It has been obvious to all of us for some time that pretty soon the Earth is going to run out of fossil fuel. This has been the conventional wisdom not just among Prius drivers, Whole Foods shoppers, and solar-panel manufacturers, but within the fossil-fuel industry as well. In 2008, Ron Oxburgh, a former chairman of Shell, said, “It is pretty clear that there is not much chance of finding any significant quantity of new cheap oil.”
But thanks to new discoveries and new technologies, the end of fossil fuels is not looking quite so imminent. From the oil sands of northern Alberta, to America’s massive pockets of shale gas (American gas reserves would last at least 75 years at current consumption rates), to the vast offshore oil reserves that Brazil hopes will make it the world’s fourth-largest producer by 2020, fossil-fuel sources we didn’t know about or couldn’t use are suddenly available. Crucially, many of these supplies are found in thriving democracies—a dramatic shift from the past, when oil and autocracy seemed to go together.

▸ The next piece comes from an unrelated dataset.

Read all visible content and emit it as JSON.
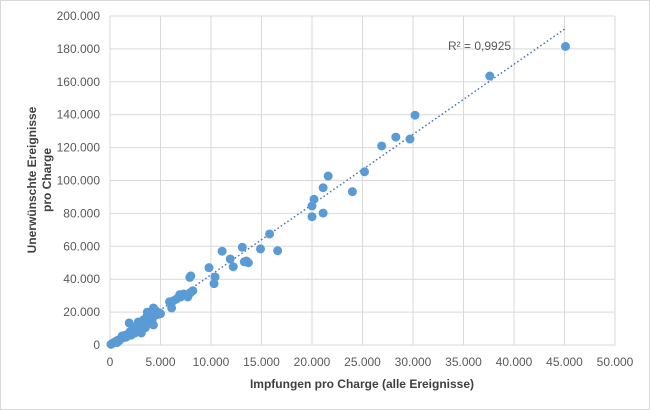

The resurgence of fossil fuels will create new winners in the global economy—oil is one reason Brazil is on the rise, and shale gas could be a source of America’s economic rebound after the 2008 slump. Oil could complicate domestic politics in countries with too much of it—there is a reason economists talk about “the curse of oil,” and dictatorships have thrived in countries with abundant natural resources.